Depuis plusieurs semaines, le ciment devient une denrée rare en Guinée. De nombreux chantiers privés sont arrêtés. Et les prix s’envolent. À Conakry, un sac de ciment de qualité 42, qui coûtait 80 000 GNF, s’échange désormais à 100 000 GNF -quand on en trouve. Pourquoi cette flambée soudaine ? Quelles sont les causes profondes de cette pénurie ? Enquête.
Il faut tout de suite rappeler : La Guinée dispose de six sociétés de production de ciment et de sept usines, avec une capacité de production annuelle estimée à 3,6 millions de tonnes. Un bond spectaculaire si l’on compare aux 2,2 millions de tonnes produites il y a à peine quatre ans. Soit une augmentation de près de 60 % de la demande.
Un producteur explique cette hausse par la multiplication des chantiers, notamment dans les secteurs minier, énergétique et infrastructurel. ‘‘On parle beaucoup de Simandou, mais ce n’est pas le seul projet consommateur de ciment. D’autres compagnies minières sont également très actives. Le port autonome de Conakry est en extension avec la construction de nouveaux quais, et le projet hydroélectrique d’Amaria, longtemps à l’arrêt, a redémarré. Tous ces chantiers exigent d’énormes quantités de ciment’’, confie-t-il.
Une politique publique modifiée et une tension sur la matière première
Du côté des infrastructures routières, l’État a modifié sa stratégie. ‘‘Le béton hydraulique est désormais privilégié au goudron pour faire de nombreuses voiries, en raison de la forte pluviométrie en Guinée’’, explique une source au ministère des Infrastructures et des Travaux publics. Résultat : une pression accrue sur l’offre.
Ce n’est pas que ça. Deux usines ont été à l’arrêt récemment, faute de clinker, la principale matière première dans la fabrication du ciment. Selon nos sources, une pénurie mondiale serait en cours. L’Algérie, l’un des plus gros fournisseurs, privilégierait actuellement ses clients du Moyen-Orient, délaissant le marché ouest-africain.

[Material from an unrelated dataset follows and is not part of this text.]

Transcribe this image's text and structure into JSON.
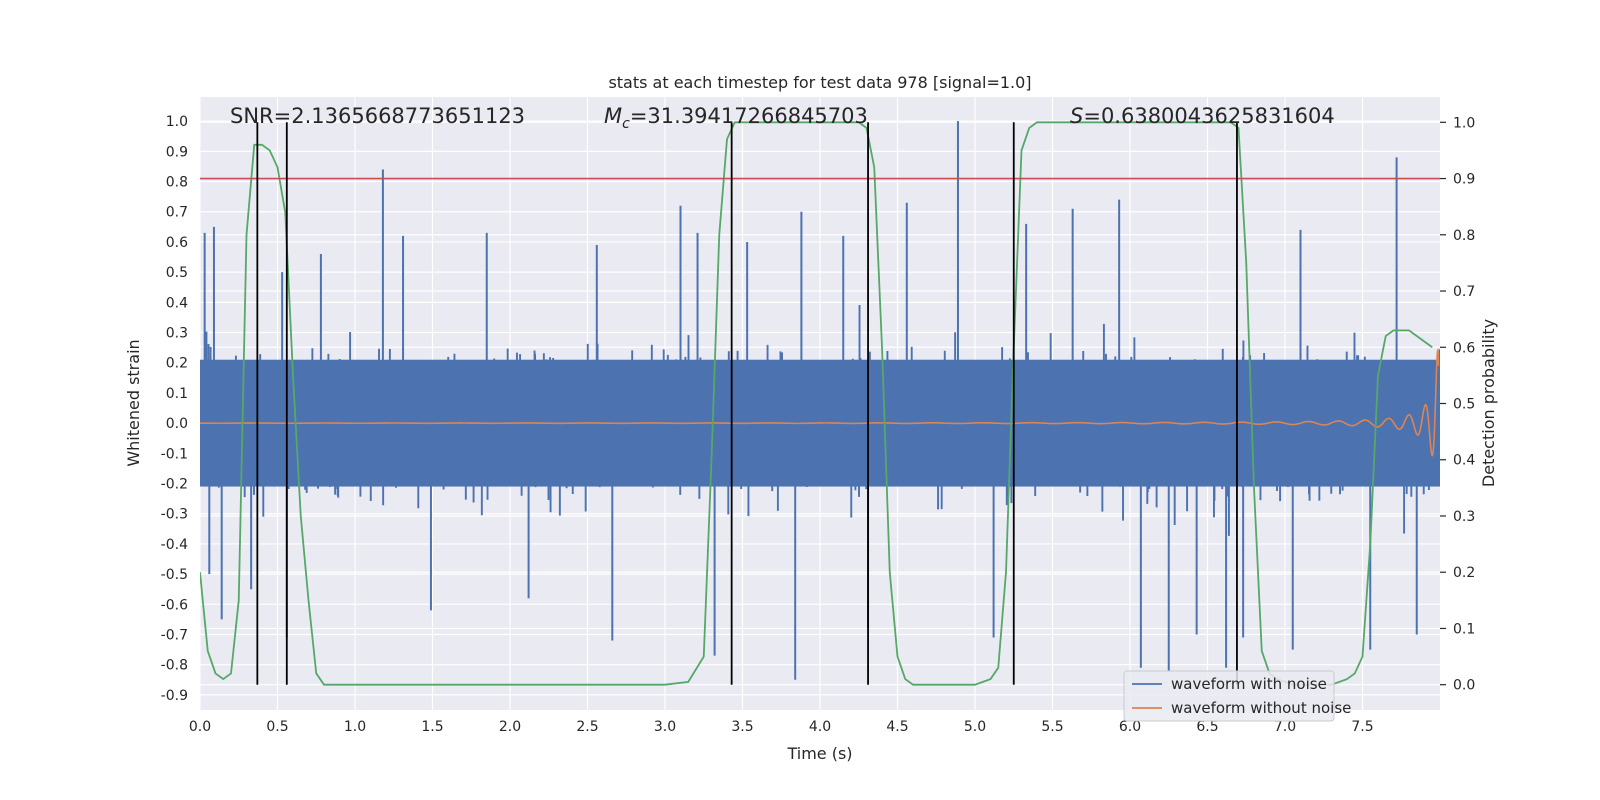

Un goulot d’étranglement logistique
Même quand le ciment est produit, le transport devient un casse-tête. C’est donc l’autre problème. Exemple : Une société minière installée dans la région de Boké a passé commande pour 20 camions de ciment il y a deux semaines. À ce jour, seuls deux camions ont pu être mobilisés -et à un tarif trois fois supérieur à la normale. Pourquoi ce blocage ? ‘‘Les transporteurs préfèrent envoyer leurs camions vers les chantiers du Simandou, bien mieux rémunérés’’, explique une experte en logistique. À titre d’illustration, un camion gagne 1 million GNF par tonne transportée à Simandou, contre 3,5 millions GNF pour acheminer un chargement complet de Kagbelen à Conakry -une hausse significative par rapport aux 2,1 millions GNF, d’il y a quelques mois.
Et si on produisait du clinker localement ?
Certains professionnels suggèrent de relancer la production locale de clinker. ‘‘Lors de la création de SOPROCIMENT, devenue Ciment de Guinée, un projet d’exploitation des gisements de clinker de Mali (Moyenne Guinée) avait été envisagé. Une cité avait même été construite à Lébékérén. Mais les infrastructures de transport faisaient défaut’’, se souvient un producteur qui appelle à des investissements dans cette région pour valoriser la ressource locale.
Quid de la reprise ? Selon nos informations, près de 90 % de la production nationale a repris, et l’on espère atteindre 100 % dès la semaine prochaine. Mais le retard accumulé est tel que l’offre peine à combler la demande. ‘‘Il faudra du temps pour absorber la demande en attente. Le marché ne se stabilisera pas avant plusieurs mois’’, estime un spécialiste du marketing.
Les plus optimistes évoquent un retour à la normale d’ici six mois. En attendant, les consommateurs doivent composer avec la rareté… et les prix en hausse.